Dans sa série, Charbel Coffi fait de cet habit un acte artistique. Il peint des portraits où chaque tenue est symbolique, riche en couleurs et en références culturelles. L’artiste raconte des vies et des identités, faisant de chaque vêtement un morceau d’histoire porté sur le corps. Des tenues traditionnelles comme Atchoké ,évoquent la mémoire des ancêtres et un attachement à l’histoire.
L’exposition, pensée comme un dialogue entre art et mode, souligne que le vêtement est bien plus qu’une simple tendance. Il s’agit d’un moyen d’expression, d’un acte personnel, parfois même politique.

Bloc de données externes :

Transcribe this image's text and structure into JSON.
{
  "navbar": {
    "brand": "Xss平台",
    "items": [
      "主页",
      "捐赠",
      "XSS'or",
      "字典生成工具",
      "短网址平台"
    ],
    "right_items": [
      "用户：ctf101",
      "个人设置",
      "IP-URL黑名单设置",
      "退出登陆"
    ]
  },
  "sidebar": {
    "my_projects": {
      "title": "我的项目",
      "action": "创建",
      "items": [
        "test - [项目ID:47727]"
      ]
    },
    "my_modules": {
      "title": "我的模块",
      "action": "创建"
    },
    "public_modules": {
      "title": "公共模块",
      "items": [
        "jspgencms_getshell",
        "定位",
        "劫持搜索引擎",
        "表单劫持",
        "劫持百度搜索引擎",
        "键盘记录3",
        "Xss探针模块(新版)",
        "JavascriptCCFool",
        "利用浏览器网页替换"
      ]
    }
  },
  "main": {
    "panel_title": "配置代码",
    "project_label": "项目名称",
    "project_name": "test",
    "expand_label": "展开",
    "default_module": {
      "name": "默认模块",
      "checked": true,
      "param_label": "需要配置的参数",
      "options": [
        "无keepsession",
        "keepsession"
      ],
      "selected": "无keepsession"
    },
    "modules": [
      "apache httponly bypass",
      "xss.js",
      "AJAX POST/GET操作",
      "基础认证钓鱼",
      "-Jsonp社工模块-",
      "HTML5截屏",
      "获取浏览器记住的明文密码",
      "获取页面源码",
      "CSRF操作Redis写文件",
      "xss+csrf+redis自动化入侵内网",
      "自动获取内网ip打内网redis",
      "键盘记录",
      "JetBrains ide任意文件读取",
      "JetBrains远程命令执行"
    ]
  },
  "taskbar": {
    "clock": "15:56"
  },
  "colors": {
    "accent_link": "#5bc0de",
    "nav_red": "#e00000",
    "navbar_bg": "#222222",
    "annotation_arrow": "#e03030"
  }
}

Au-delà du tissu, une identité affirmée
Charbel Coffi ne se contente pas de peindre des silhouettes. Il raconte des vies et des appartenances. Pour lui, le vêtement n’est pas un masque, mais une déclaration, un cri doux mais puissant: « Voici qui je suis. Voilà ce que je porte, et ça véhicule un message. »
Son travail artistique confirme que l’apparence, lorsqu’elle est choisie et assumée, peut être l’expression d’une vérité intérieure. Ce n’est pas le vêtement qui crée la personne, mais la personne qui donne un sens au vêtement.
À travers cette exposition unique, Charbel Coffi renverse le proverbe avec une conviction certaine: « L’habit fait le moine, quand il est choisi, habité, assumé. »
La collaboration avec Rosyne Club démontre que cette vision peut s’incarner dans la mode contemporaine, celle qui valorise les identités plurielles et fait du vêtement un miroir de l’âme plutôt qu’un simple masque.
Finalement, dans un monde où l’on regarde souvent avant d’écouter, l’habit devient parfois la première parole de celui qui se tait. L’apparence n’est pas vide de sens; elle peut être un langage visuel et une forme de reconnaissance.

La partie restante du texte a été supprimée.